Kemerdekaan Indonesia diraih melalui perjuangan. Para pendiri bangsa enggan menerima tawaran kemerdekaan dari Jepang. Ia memilih berjuang melawan penjajah. Pesannya jelas: kemerdekaan seutuhnya, tanpa perlu berbalas budi kepada pihak lain.
Salah satu komponen penting dalam kemerdekaan Indonesia adalah santri. Tak hanya pada proses menuju 17 Agustus 1945, tetapi juga di saat penjajah datang kembali setelah kemerdekaan Indonesia diproklamirkan.
Menghadapi serangan sekutu yang sangat dahsyat kepada negara Indonesia yang telah merdeka, KH. Hasyim As’ary menyatakan fardhu ‘ain bagi setiap muslim untuk turun melawan penjajah. Fatwa inilah yang menjadi dasar bagi Arek-Arek Suroboyo dan sekitarnya untuk melakukan pertempuran melawan Sekutu. Semula Bung Tomo berencana untuk melakukan penyerbuan kepada Sekutu pada tanggal 9 November. Namun, Kiai Hasyim As’ary meminta untuk menundanya. Alasannya, karena Kiai Abbas Abdul Jamil yang dikenal sebagai Singa dari Jawa Barat belum sampai ke Surabaya.
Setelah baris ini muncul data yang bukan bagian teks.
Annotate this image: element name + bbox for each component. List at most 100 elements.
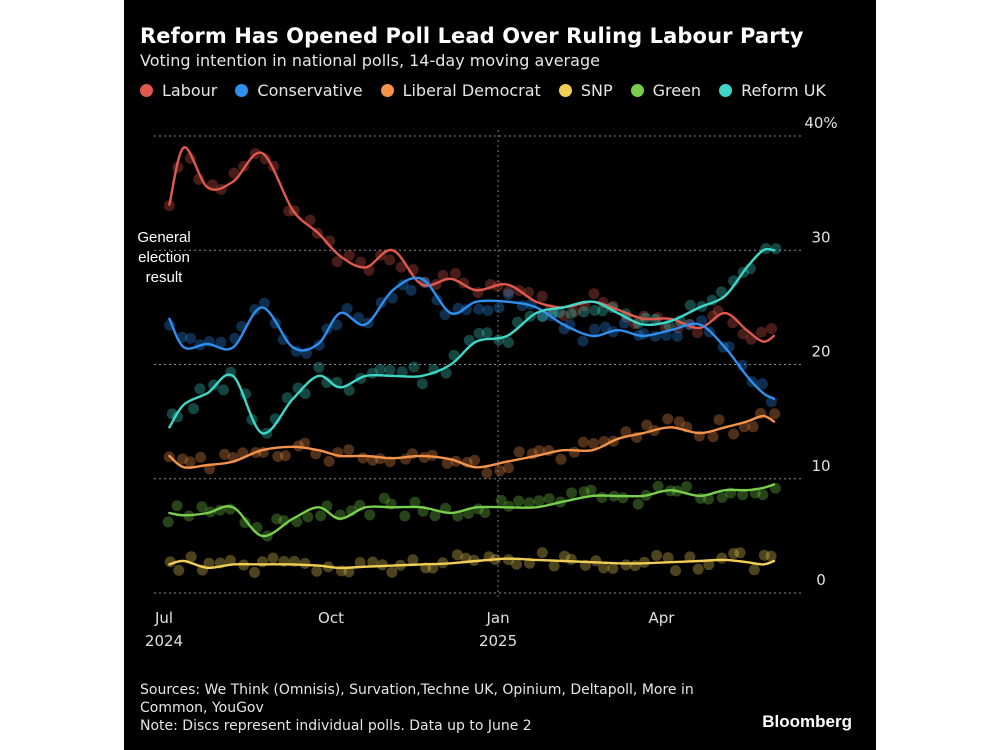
poll-disc [513, 495, 525, 507]
poll-disc [568, 446, 580, 458]
legend-label-reform-uk: Reform UK [741, 81, 826, 100]
y-tick-label: 30 [811, 228, 830, 246]
poll-disc [407, 554, 419, 566]
poll-disc [728, 548, 740, 559]
annotation-line-1: General [137, 229, 190, 246]
poll-disc [588, 438, 599, 449]
poll-disc [558, 310, 570, 322]
poll-disc [493, 302, 505, 314]
poll-disc [405, 284, 417, 296]
annotation-line-3: result [146, 269, 184, 286]
poll-disc [707, 431, 719, 443]
poll-disc [578, 486, 590, 498]
poll-disc [408, 361, 420, 373]
poll-disc [481, 467, 493, 479]
poll-disc [716, 552, 728, 564]
poll-disc [651, 549, 663, 561]
series-line-green [168, 483, 776, 538]
poll-disc [765, 550, 777, 562]
poll-disc [162, 516, 174, 528]
poll-disc [384, 254, 396, 266]
poll-disc [409, 496, 421, 508]
poll-disc [331, 256, 343, 268]
poll-disc [450, 268, 461, 279]
poll-disc [343, 566, 355, 578]
poll-disc [533, 495, 545, 507]
poll-disc [756, 378, 768, 390]
legend-label-liberal-democrat: Liberal Democrat [402, 81, 541, 100]
poll-disc [194, 383, 206, 395]
poll-disc [460, 304, 472, 316]
poll-disc [343, 444, 355, 456]
series-line-labour [168, 146, 776, 343]
poll-disc [479, 507, 491, 518]
poll-disc [737, 328, 749, 340]
poll-disc [684, 551, 696, 563]
series-line-reform-uk [168, 247, 776, 435]
poll-disc [503, 462, 514, 474]
poll-disc [429, 510, 441, 522]
poll-disc [713, 414, 725, 426]
poll-disc [596, 492, 608, 503]
poll-disc [313, 339, 325, 351]
poll-disc [747, 421, 759, 433]
poll-disc [734, 547, 746, 559]
poll-disc [589, 323, 601, 335]
poll-disc [569, 306, 581, 318]
x-tick-label: Jan [485, 609, 509, 627]
poll-disc [195, 451, 207, 463]
poll-disc [451, 549, 463, 561]
poll-disc [748, 564, 760, 576]
poll-disc [493, 334, 505, 346]
poll-disc [239, 517, 251, 528]
poll-disc [652, 480, 664, 492]
poll-disc [620, 559, 632, 571]
poll-disc [482, 305, 494, 316]
x-tick-label: 2024 [145, 632, 183, 650]
poll-disc [267, 552, 279, 564]
poll-disc [703, 559, 715, 571]
chart-subtitle: Voting intention in national polls, 14-d… [140, 51, 600, 70]
legend-item-reform-uk: Reform UK [719, 81, 826, 100]
poll-disc [208, 379, 220, 391]
poll-disc [766, 323, 777, 335]
poll-disc [228, 167, 240, 179]
poll-disc [559, 550, 570, 562]
poll-disc [313, 361, 325, 373]
poll-disc [577, 335, 589, 347]
poll-disc [203, 557, 215, 569]
poll-disc [511, 558, 523, 570]
poll-disc [249, 566, 260, 578]
poll-disc [437, 269, 449, 281]
poll-disc [473, 327, 485, 339]
series-line-liberal-democrat [168, 414, 776, 469]
legend-item-green: Green [630, 81, 701, 100]
poll-disc [367, 556, 379, 568]
poll-disc [355, 256, 367, 268]
poll-disc [481, 327, 493, 339]
poll-disc [578, 306, 590, 318]
legend-swatch-green [630, 84, 644, 97]
legend-swatch-reform-uk [719, 84, 733, 97]
poll-disc [536, 547, 548, 559]
poll-disc [536, 290, 548, 302]
note-text: Note: Discs represent individual polls. … [140, 718, 532, 734]
legend-label-snp: SNP [580, 81, 613, 100]
poll-disc [188, 403, 199, 415]
legend-swatch-snp [558, 84, 572, 97]
poll-disc [585, 484, 597, 496]
poll-disc [577, 436, 589, 448]
poll-disc [769, 408, 781, 420]
poll-disc [357, 452, 369, 464]
poll-disc [272, 451, 284, 462]
legend-item-conservative: Conservative [235, 81, 363, 100]
poll-disc [395, 261, 407, 273]
poll-disc [469, 454, 480, 466]
poll-disc [441, 457, 453, 469]
legend-label-conservative: Conservative [257, 81, 363, 100]
legend-swatch-labour [140, 84, 153, 97]
footnote: Sources: We Think (Omnisis), Survation,T… [140, 681, 740, 735]
poll-disc [343, 384, 355, 396]
poll-disc [555, 453, 567, 465]
poll-disc [523, 497, 535, 509]
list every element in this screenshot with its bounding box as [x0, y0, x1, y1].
Setibanya di Surabaya, Kiai Abbas dan Bung Tomo bersepakat untuk melakukan penyerbuan terhadap penjajah. Dengan teriakan Takbir, Allahu Akbar, Kiai Abbas dan Bung Tomo bersama arek-arek Suroboyo dan sekitarnya melawan Sekutu NICA. Pekikan takbir Allahu Akbar bukan untuk menyerang sesama anak bangsa, bukan pula untuk menebar kebencian. Tetapi, untuk membangkitkan semangat perlawanan terhadap penjajah. Akibatnya, pemimpin NICA, Brigadir Jenderal Aulbertin Walter Sothern Mallaby tewas di tangan santri Tebuireng bernama Harun, yang selanjutnya melahirkan pertempuran 10 November 1945.